This is exceedingly personal and, a personal narrative is- as its name implies, personal. For the sake of real discourse, it must be maintained that from the personal comes the political, and never the other way around, or we risk sacrificing what's important, (i.e., the truth,) for what's convenient, or useful as propaganda. That said, while I'm writing about gender identity, I'm presenting my own perspective on my own experience, and in no way should this be mistaken for a political statement or manifesto.
I've been thinking about the word "transgender" alot lately. Although I'd never dream of denying my own history, I'm no longer certain that I can identify with the term, and here's why: first, I must begrudgingly confess my compulsive disorder regarding language, particularly when it comes to grammar and the obsessive drive to find the exact right word for any given situation. Mind you, I don't always succeed, and much self-flagellation has ensued as a result, but this is slightly beside the point.
The "point" is, The American Heritage Dictionary of the English Language defines "Gender" as, "sexual identity", not biological sex. The selfsame dictionary defines the prefix "trans" as "across; on the other side; beyond".
In that light, let's examine the word "transgender":
"Across gender": this would mean encompassing more than one gender.
"On the other side of gender": this suggests that there was some initial place from which an original gender identity was formulated prior to being changed; while I'm certain this is applicable to many who identify as "transgender"- and for the sake of argument, I'll include myself, it doesn't exactly match my own experience in that, I always knew I was female, regardless of what the doctor stamped on my birth certificate. This brings us to...
"Beyond gender": while I've known many who legitimately identify as "genderqueer", or outside the male/female binary, I do not. I identify as female and I always have, regardless of my presentation at any given time.
So you see, in several ways this "transgender" thing is a conundrum; if when asked about my identity (this kind of thing comes up in conversation far more often than I'm comfortable with,) I simply say "I'm a woman", it will be read one of two possible ways: either more or less at face value, (I'm exceedingly thankful for "passing privilege"!), or that I'm challenging the socially accepted definition of the word "woman" itself.
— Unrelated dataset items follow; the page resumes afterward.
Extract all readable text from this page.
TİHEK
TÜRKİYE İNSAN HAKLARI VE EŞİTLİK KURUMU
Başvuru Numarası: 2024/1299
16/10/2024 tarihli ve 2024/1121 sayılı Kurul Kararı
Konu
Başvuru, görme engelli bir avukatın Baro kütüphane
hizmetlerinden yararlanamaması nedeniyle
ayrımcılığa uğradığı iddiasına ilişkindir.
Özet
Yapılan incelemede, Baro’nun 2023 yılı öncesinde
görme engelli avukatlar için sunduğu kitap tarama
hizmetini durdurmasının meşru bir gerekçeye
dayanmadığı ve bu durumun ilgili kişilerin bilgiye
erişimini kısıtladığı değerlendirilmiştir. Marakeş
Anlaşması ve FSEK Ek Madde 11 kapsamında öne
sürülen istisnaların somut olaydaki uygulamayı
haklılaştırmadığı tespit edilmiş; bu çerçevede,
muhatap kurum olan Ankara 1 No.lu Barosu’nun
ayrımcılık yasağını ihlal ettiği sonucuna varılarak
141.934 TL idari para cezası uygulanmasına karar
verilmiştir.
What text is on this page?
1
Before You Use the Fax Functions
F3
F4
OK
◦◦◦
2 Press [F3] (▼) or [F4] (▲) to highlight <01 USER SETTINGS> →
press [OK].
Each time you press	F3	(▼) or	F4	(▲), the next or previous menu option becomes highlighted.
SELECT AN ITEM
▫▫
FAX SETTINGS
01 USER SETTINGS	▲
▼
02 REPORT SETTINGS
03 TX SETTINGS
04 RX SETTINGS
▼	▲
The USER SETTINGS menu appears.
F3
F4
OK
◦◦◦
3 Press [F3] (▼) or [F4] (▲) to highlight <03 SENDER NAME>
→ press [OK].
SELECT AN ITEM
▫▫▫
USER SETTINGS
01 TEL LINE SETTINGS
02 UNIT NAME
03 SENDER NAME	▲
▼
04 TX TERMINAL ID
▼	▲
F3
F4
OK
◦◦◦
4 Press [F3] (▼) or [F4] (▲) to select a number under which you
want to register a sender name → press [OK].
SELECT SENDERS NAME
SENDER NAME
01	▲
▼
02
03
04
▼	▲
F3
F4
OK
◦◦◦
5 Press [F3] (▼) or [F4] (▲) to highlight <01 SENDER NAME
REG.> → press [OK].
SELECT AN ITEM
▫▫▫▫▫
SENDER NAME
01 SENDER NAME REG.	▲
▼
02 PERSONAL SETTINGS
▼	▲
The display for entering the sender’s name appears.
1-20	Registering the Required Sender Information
For my part, both apply. While I was not born with ovaries, I was born with an XXY chromosome and a female gender identity, and while I have had to utilize medical and cosmetic intervention for the purpose of aligning my external gender presentation with my internal identity, I'm far from alone; there are millions of women the world over who- for one reason or another suffer from hirsuteness (typically male pattern body and facial hair growth), have no ovaries, etc. Would any concientious person have the gall to suggest that they aren't women?
Equally important, there's the issue of the personal as the political: as an "out" "transitioning woman who was at one time thought to be, and presented herself as a man (etc. etc.)", whether I like it or not, any way in which I explain my identity to the world matters. If I reject the mantle of "transgender", I will be perceived by my trans* sisters and brothers as a turncoat, and by the
cis world as "proof" that trans* experiences are somehow less than genuine.
Maybe I can find a way in which the term trans* is personally applicable. Afterall, my entire life is in transition: my wife who met me when I was presenting as male, is straight, (I identify as lesbian,) and finds herself grappling with her own identity within our relationship, and my parents who, for 43 years believed that they had had a son, must now come to grips with the fact that they suddenly have a 44 year old daughter.
Perhaps I need to come up with a new term, one that more accurately fits my identity. Maybe, the next time some probing questioner asks me what I am, (and I feel safe to answer truthfully,) I'll reply, "I'm a woman living a life in transition", or, maybe that's far too long winded and will lead to too many other probing questions I'd rather not deal with. The fact is, if some future gatekeeper or self-appointed gender gendarme has the chutzpah to ask me "what are you?" I'll likely answer "I'm a woman ", and simply leave it at that.